Dickerson talked openly about the site’s business model and helping sellers not only sell online but also offline (some sellers are now in Nordstrom stores in the US). The business model is simple; Etsy snags 3.5% of each sale and charges 20 cents to list an item on the site. It is a simple — and some say small vision — but Dickerson confirmed there are “no plans to raise the price any time soon” as it doesn’t want to exploit the community.
It’s a community that the company needs to protect — “people don’t just want cool things — they want to buy from good companies” [Etsy recently joined Ben and Jerry’s, change.org and others to become a B Corporation, meaning that it attempts to use the power of business to solve social and environmental problems]. It’s clear that community passion and commitment has driven Etsy over the last eight years. You don’t go from US$0.17-million in 2005 to almost a billion last year with very little marketing without a lot of passion and love.

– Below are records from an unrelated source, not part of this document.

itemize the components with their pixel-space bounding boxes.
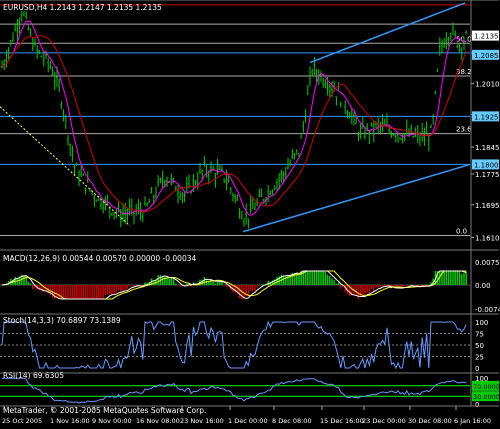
rsi-line[interactable] <box>2 377 467 404</box>
price-tick-label: 1.1695 <box>475 202 500 210</box>
stoch-tick-label: 0 <box>475 365 479 373</box>
time-tick-label: 1 Dec 00:00 <box>228 417 268 425</box>
price-box-label: 1.2135 <box>474 33 499 41</box>
fib-label: 23.6 <box>456 126 472 134</box>
stoch-tick-label: 75 <box>475 331 484 339</box>
time-tick-label: 25 Oct 2005 <box>2 417 42 425</box>
time-tick-label: 1 Nov 16:00 <box>50 417 90 425</box>
rsi-header: RSI(14) 69.6305 <box>3 371 64 380</box>
price-tick-label: 1.1775 <box>475 171 500 179</box>
price-box-label: 1.1925 <box>474 113 499 121</box>
macd-tick-label: 0.00757 <box>475 259 500 267</box>
metatrader-chart-window: 50.038.223.60.01.21351.20901.20101.19301… <box>0 0 500 429</box>
price-box-label: 1.1800 <box>474 161 499 169</box>
time-tick-label: 23 Dec 00:00 <box>362 417 406 425</box>
stoch-tick-label: 100 <box>475 319 488 327</box>
dotted-trendline[interactable] <box>0 106 131 227</box>
fib-label: 0.0 <box>456 228 467 236</box>
time-tick-label: 30 Dec 08:00 <box>408 417 452 425</box>
channel-lower-trendline[interactable] <box>242 163 471 233</box>
time-tick-label: 8 Dec 08:00 <box>272 417 312 425</box>
rsi-tick-label: 0 <box>475 401 479 409</box>
rsi-panel[interactable]: 10070.000030.00000 <box>0 375 500 409</box>
stochastic-panel[interactable]: 100 75 50 25 0 <box>0 319 488 373</box>
rsi-tick-label: 70.0000 <box>473 383 500 391</box>
rsi-tick-label: 30.0000 <box>473 393 500 401</box>
macd-header: MACD(12,26,9) 0.00544 0.00570 0.00000 -0… <box>3 254 196 263</box>
time-tick-label: 16 Nov 08:00 <box>136 417 180 425</box>
price-tick-label: 1.1610 <box>475 234 500 242</box>
macd-tick-label: -0.00745 <box>475 306 500 314</box>
macd-tick-label: 0.00 <box>475 282 491 290</box>
symbol-header: EURUSD,H4 1.2143 1.2147 1.2135 1.2135 <box>3 3 162 12</box>
stoch-tick-label: 50 <box>475 342 484 350</box>
time-tick-label: 9 Nov 00:00 <box>92 417 132 425</box>
channel-upper-trendline[interactable] <box>309 2 466 64</box>
price-box-label: 1.2085 <box>474 52 499 60</box>
macd-panel[interactable]: 0.00757 0.00 -0.00745 <box>0 259 500 314</box>
price-panel[interactable]: 50.038.223.60.01.21351.20901.20101.19301… <box>0 2 500 243</box>
stoch-tick-label: 25 <box>475 354 484 362</box>
time-tick-label: 23 Nov 16:00 <box>180 417 224 425</box>
time-tick-label: 15 Dec 16:00 <box>320 417 364 425</box>
copyright-text: MetaTrader, © 2001-2005 MetaQuotes Softw… <box>3 406 206 415</box>
time-tick-label: 6 Jan 16:00 <box>454 417 491 425</box>
price-tick-label: 1.1845 <box>475 144 500 152</box>
stoch-header: Stoch(14,3,3) 70.6897 73.1389 <box>3 316 121 325</box>
chart-canvas[interactable]: 50.038.223.60.01.21351.20901.20101.19301… <box>0 0 500 429</box>
price-tick-label: 1.2010 <box>475 81 500 89</box>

So what does the future hold? Testing. Last year, due to community input, Etsy launched a specific community project in Rockford, Illinois and it is even not part of a curriculum programme in some schools there too. Last year Etsy also opened its first offline store and with 90% of purchases still taking place offline it’s an interesting option for Etsy in the future. A future Dickerson is bullish on: “There is fatigue with the retail environment — on Etsy, when you buy from [our suppliers] you buy stuff that other people don’t have.”
It certainly has a nice base to build on.